There was no evidence of a drug-related increase in the incidence of tumors in mice following dietary administration of 100 mg/kg/day alfuzosin for 98 weeks (13 and 15 times the maximum recommended human dose [MRHD] of 10 mg based on AUC of unbound drug), in females and males, respectively. The highest dose tested in female mice may not have constituted a maximally tolerated dose. Likewise, there was no evidence of a drug-related increase in the incidence of tumors in rats following dietary administration of 100 mg/kg/day alfuzosin for 104 weeks (53 and 37 times the MRHD in females and males, respectively).
Alfuzosin showed no evidence of mutagenic effect in the Ames and mouse lymphoma assays, and was free of any clastogenic effects in the Chinese hamster ovary cell and in vivo mouse micronucleus assays. Alfuzosin treatment did not induce DNA repair in a human cell line.
There was no evidence of reproductive organ toxicity when male rats were administered oral doses of several hundred times (250 mg/kg/day for 26 weeks) the MRHD of alfuzosin. No impairment of fertility was observed following oral (gavage) administration to male rats at doses of up to 125 mg/kg/day for 70 days. Estrous cycling was inhibited in rats and dogs at approximately 12 and 18 times the MRHD respectively (doses of 25 mg/kg and 20 mg/kg, respectively), but did not result in impaired fertility in female rats.

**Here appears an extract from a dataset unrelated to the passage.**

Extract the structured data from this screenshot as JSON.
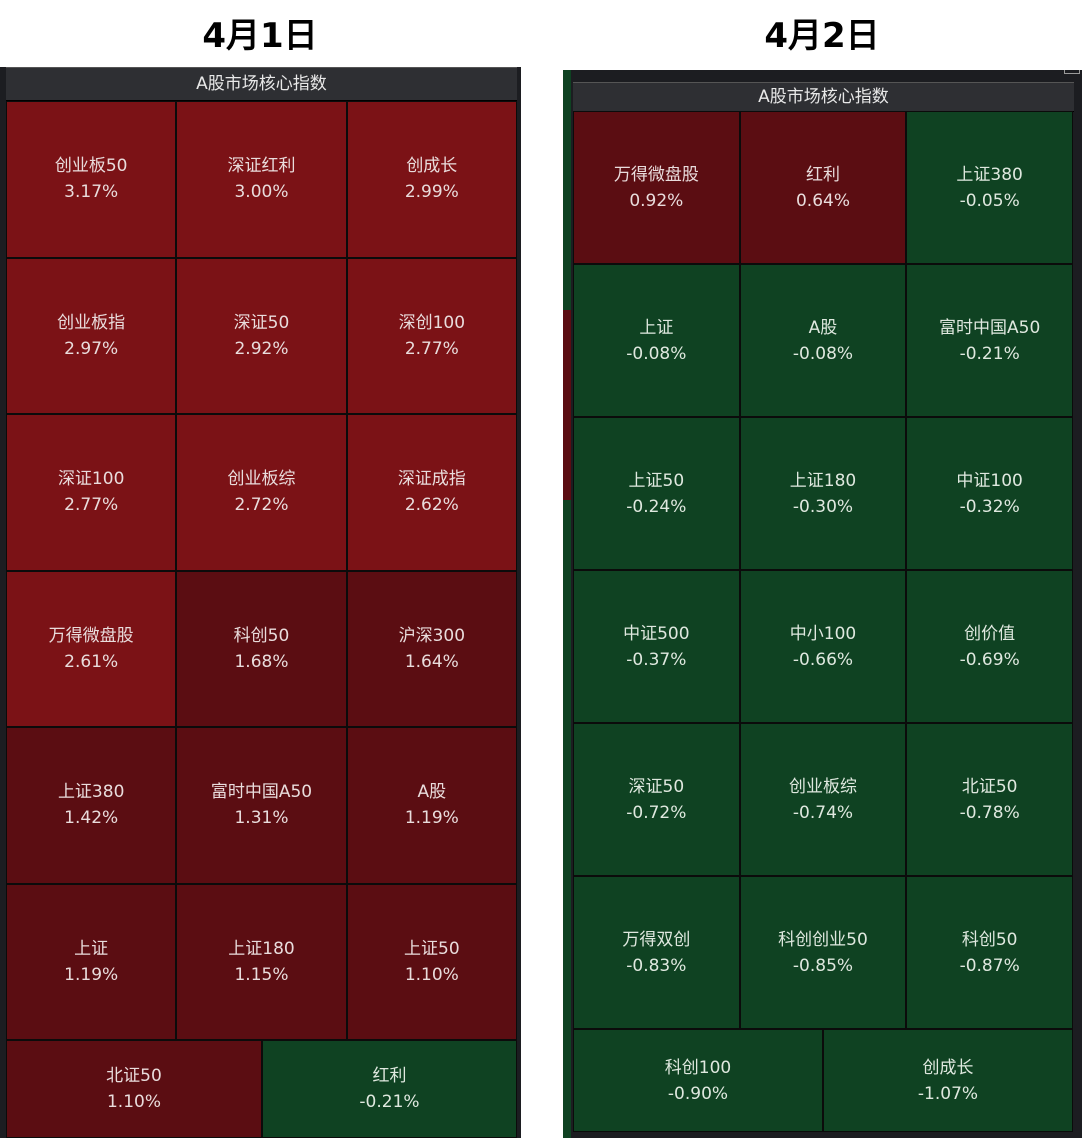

Three randomized placebo-controlled, double-blind, parallel-arm, 12-week trials were conducted with the 10 mg daily dose of alfuzosin. In these three trials, 1,608 patients [mean age 64.2 years, range 49 to 92 years; Caucasian (96.1%), Black (1.6%), Asian (1.1%), Other (1.2%)] were randomized and 473 patients received alfuzosin hydrochloride extended-release 10 mg tablet daily. Table 4 provides the results of the three trials that evaluated the 10 mg dose.
There were two primary efficacy variables in these three studies. The International Prostate Symptom Score (IPSS, or AUA Symptom Score) consists of seven questions that assess the severity of both irritative (frequency, urgency, nocturia) and obstructive (incomplete emptying, stopping and starting, weak stream, and pushing or straining) symptoms, with possible scores ranging from 0 to 35 with higher numerical scores on the IPSS total symptom score representing greater severity of symptoms. The second efficacy variable was peak urinary flow rate. The peak flow rate was measured just prior to the next dose in study 2 and on average at 16 hours post-dosing in trials 1 and 3. There was a statistically significant reduction from baseline to last assessment (Week 12) in the IPSS total symptom score versus placebo in all three studies, indicating a reduction in symptom severity (Table 5 and Figures 2, 3, and 4).
|Trial 1||Trial 2||Trial 3|
|Symptom Score||Placebo (n = 167)||Alfuzosin Hydrochloride Extended-Release Tablets 10 mg (n = 170)||Placebo (n = 152)||Alfuzosin Hydrochloride Extended-Release Tablets 10 mg (n = 137)||Placebo (n = 150)||Alfuzosin Hydrochloride Extended-Release Tablets 10 mg (n = 151)|
|Total symptom score|
|Baseline||18.2 (6.4)||18.2 (6.3)||17.7 (4.1)||17.3 (3.5)||17.7 (5)||18 (5.4)|
|Change *||-1.6 (5.8)||-3.6 (4.8)||-4.9 (5.9)||-6.9 (4.9)||-4.6 (5.8)||-6.5 (5.2)|
Peak urinary flow rate was increased statistically significantly from baseline to last assessment (Week 12) versus placebo in trials 1 and 2 (Table 5 and Figures 5, 6, and 7).
|Trial 1||Trial 2||Trial 3|
|Placebo (n = 167)||Alfuzosin Hydrochloride Extended-Release Tablets 10 mg (n = 170)||Placebo (n = 147)||Alfuzosin Hydrochloride Extended-Release Tablets 10 mg (n = 136)||Placebo (n = 150)||Alfuzosin Hydrochloride Extended-Release Tablets 10 mg (n = 151)|
|Mean peak flow rate|
|Baseline||10.2 (4)||9.9 (3.9)||9.2 (2)||9.4 (1.9)||9.3 (2.6)||9.5 (3)|
|Change *||0.2 (3.5)||1.7 (4.2)||1.4 (3.2)||2.3 (3.6)||0.9 (3)||1.5 (3.3)|
Mean total IPSS decreased at the first scheduled observation at Day 28 and mean peak flow rate increased starting at the first scheduled observation at Day 14 in trials 2 and 3 and Day 28 in trial 1.